Random Variables in Statistics

In any experiment of chance, the outcomes occur randomly. For example, rolling a single die is an experiment: Any of the six possible outcomes can occur. Some experiments result in outcomes that are quantitative (such as dollars, weight, or number of children), and others result in qualitative outcomes (such as color or religious preferences). Therefore, random variables in statistics are variables whose value depends on the output of a random experiment.

A random variable is a mathematical abstraction that allows one to assign numerical values to the random variable associated with a probability to indicate the chance of a particular outcome.

Random Experiment

In the random experiment, a numerical value say 0, 1, 2, is assigned to each sample point. Such a numerical quantity whose value is determined by the outcomes of an experiment of chances is known as a random variable (or stochastic variable). Therefore, a random experiment is a process that has a well-defined set of possible outcomes, however, the outcomes for any given trial of the random experiment cannot be predicted in advance. Examples of random experiments are: rolling a die, flipping a coin, and measuring the height of students walking into a class.

Classification of Random Variables in Statistics

A random variable can be classified into a discrete random variable and a continuous random variable.

Discrete Random Variable

A discrete random variable can assume only a certain number of separated values. The discrete random variables can take only finite or countably infinite numbers of distinct values. For example, the Bank counts the number of credit cards carried by a group of customers. The other examples of discrete random variables are: (i) The number of successes in a 5-coin flip experiment, (ii) the number of customers arriving in a store during a specific hour, (iii) the number of students in a class, and (iv) the number of phone calls in a certain day.

Continuous Random Variable

The continuous random variable can assume any value within a specific interval. For example, the width of the room, the height of a person, the pressure in an automobile tire, or the CGPA obtained, etc. The continuous random variable assumes an infinitely large number of values, within certain limitations. For example, the tire pressure measured in pounds per square inch (psi) in most passenger cars might be 32.78psi, 31.32psi, 33.07psi, and so on (any value between 28 and 35). The random variable is the tire pressure, which is continuous in this case.

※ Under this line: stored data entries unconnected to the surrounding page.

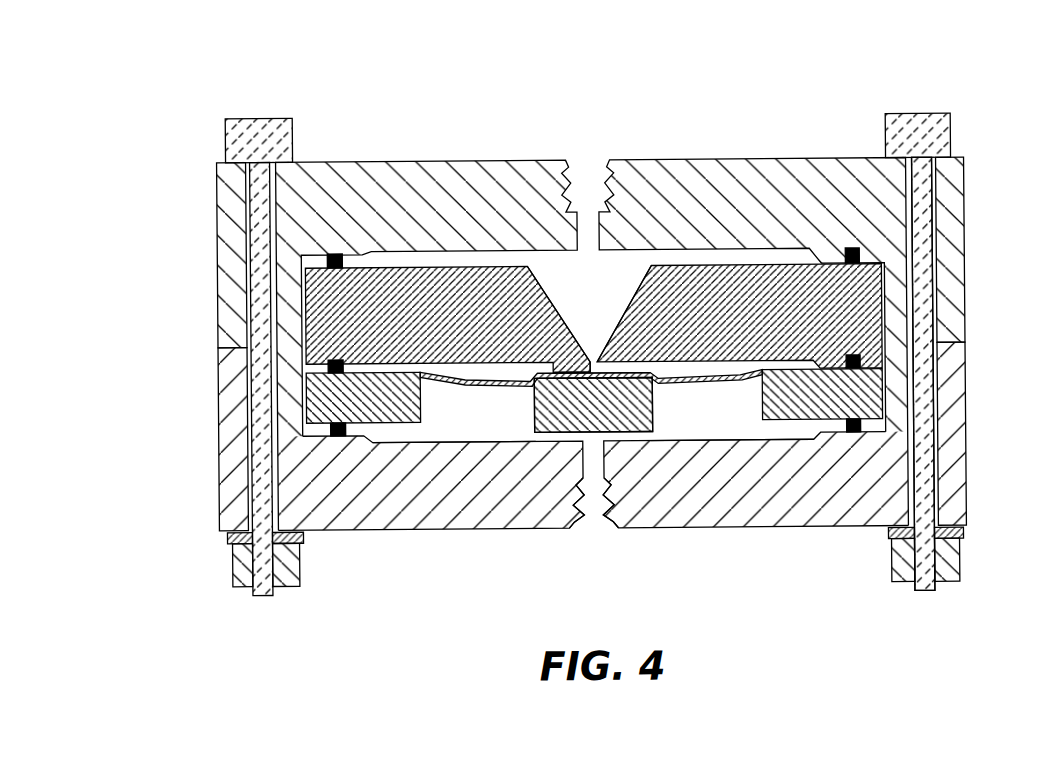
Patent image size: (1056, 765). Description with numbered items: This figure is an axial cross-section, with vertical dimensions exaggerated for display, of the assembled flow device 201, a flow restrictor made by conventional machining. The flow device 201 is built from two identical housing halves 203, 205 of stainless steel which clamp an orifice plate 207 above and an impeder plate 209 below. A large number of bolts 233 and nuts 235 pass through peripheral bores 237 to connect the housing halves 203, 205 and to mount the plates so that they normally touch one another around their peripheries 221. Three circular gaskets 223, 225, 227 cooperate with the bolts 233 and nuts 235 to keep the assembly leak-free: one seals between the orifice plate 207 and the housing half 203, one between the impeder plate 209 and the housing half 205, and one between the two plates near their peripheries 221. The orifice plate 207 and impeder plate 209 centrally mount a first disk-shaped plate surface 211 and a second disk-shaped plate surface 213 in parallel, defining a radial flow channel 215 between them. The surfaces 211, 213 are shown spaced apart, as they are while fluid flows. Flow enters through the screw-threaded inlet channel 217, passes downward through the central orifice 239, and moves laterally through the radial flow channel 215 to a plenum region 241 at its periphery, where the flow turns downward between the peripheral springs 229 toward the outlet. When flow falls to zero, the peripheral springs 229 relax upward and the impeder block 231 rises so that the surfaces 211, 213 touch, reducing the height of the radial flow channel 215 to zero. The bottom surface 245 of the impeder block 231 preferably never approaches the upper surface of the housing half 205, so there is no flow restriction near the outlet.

The flow device 201 is at (729, 133).
The housing half 203 is at (803, 180).
The housing half 205 is at (834, 502).
The orifice plate 207 is at (740, 290).
The impeder plate 209 is at (847, 389).
The first disk-shaped plate surface 211 is at (606, 362).
The second disk-shaped plate surface 213 is at (612, 379).
The radial flow channel 215 is at (560, 374).
The inlet channel 217 is at (586, 356).
The peripheries 221 is at (345, 377).
The circular gasket 223 is at (335, 434).
The circular gasket 225 is at (330, 362).
The circular gasket 227 is at (334, 252).
The peripheral springs 229 is at (465, 383).
The impeder block 231 is at (550, 415).
The bolts 233 is at (921, 117).
The nuts 235 is at (947, 566).
The peripheral bores 237 is at (908, 462).
The central orifice 239 is at (594, 362).
The plenum region 241 is at (660, 374).
The bottom surface of impeder block 245 is at (553, 441).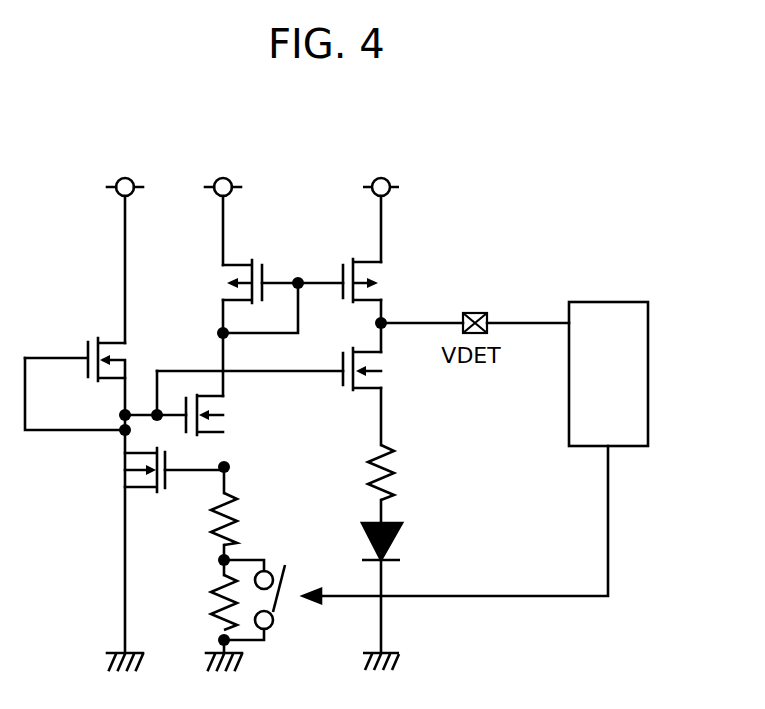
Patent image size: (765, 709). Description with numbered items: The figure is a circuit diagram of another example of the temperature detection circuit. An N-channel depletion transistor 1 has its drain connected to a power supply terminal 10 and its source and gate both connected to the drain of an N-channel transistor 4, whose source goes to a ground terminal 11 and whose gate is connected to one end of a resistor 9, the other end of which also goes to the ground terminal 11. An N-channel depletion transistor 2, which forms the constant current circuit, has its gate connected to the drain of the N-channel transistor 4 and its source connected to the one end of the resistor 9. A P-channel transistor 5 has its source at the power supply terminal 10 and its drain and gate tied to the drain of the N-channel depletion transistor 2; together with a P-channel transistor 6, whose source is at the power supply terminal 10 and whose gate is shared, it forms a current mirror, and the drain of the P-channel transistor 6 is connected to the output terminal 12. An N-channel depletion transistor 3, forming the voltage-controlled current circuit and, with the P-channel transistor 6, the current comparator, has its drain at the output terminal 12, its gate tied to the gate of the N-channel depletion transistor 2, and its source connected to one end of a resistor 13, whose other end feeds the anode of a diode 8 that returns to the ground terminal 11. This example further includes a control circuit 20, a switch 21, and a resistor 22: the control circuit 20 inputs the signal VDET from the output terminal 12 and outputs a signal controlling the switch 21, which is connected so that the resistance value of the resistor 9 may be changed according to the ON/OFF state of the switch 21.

The N-channel depletion transistor 1 is at (88, 344).
The N-channel depletion transistor 2 is at (230, 420).
The N-channel depletion transistor 3 is at (392, 377).
The N-channel transistor 4 is at (126, 470).
The P-channel transistor 5 is at (252, 260).
The P-channel transistor 6 is at (388, 283).
The diode 8 is at (398, 542).
The resistor 9 is at (240, 510).
The power supply terminal 10 is at (381, 174).
The ground terminal 11 is at (381, 677).
The output terminal 12 is at (475, 310).
The resistor 13 is at (402, 465).
The control circuit 20 is at (595, 302).
The switch 21 is at (277, 605).
The resistor 22 is at (215, 602).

Definition: A random variable is a real-valued function that takes a defined value for every point in the sample space.

In most of the practical problems, discrete random variables represent count or enumeration data such as the number of books on a shelf, the number of cars crossing a bridge on a certain day or time, or the number of defective items in a production (or a lot). On the other hand, continuous random variables usually represent measurement data such as height, weight, distance, or temperature.

Note: A random variable represents the particular outcome of an experiment, while a probability distribution reports all the possible outcomes as well as the corresponding probability.

Importance of Random Variables

The importance of random variables cannot be ignored, because random variables are fundamental building blocks in the field of probability and statistics. The random variables allow us to:

• Quantify Uncertainty: Since numerical values are assigned to outcomes from a random experiment, one can use mathematical tools such as probability distributions to compute and analyze the likelihood of different events occurring.
• Statistical Analysis: Random variables are essential for performing various types of statistical analyses such as computing expected values, and variance, conducting hypothesis testing, and computing relationships between variables, etc.
• Modeling Real-World Phenomena: One can use random variables to model real-world phenomena with inherent randomness, allowing for predictions and simulations.

Note that each possible outcome of a random experiment is called a sample point. The collection of all possible sample points is called sample space, represented by $S$.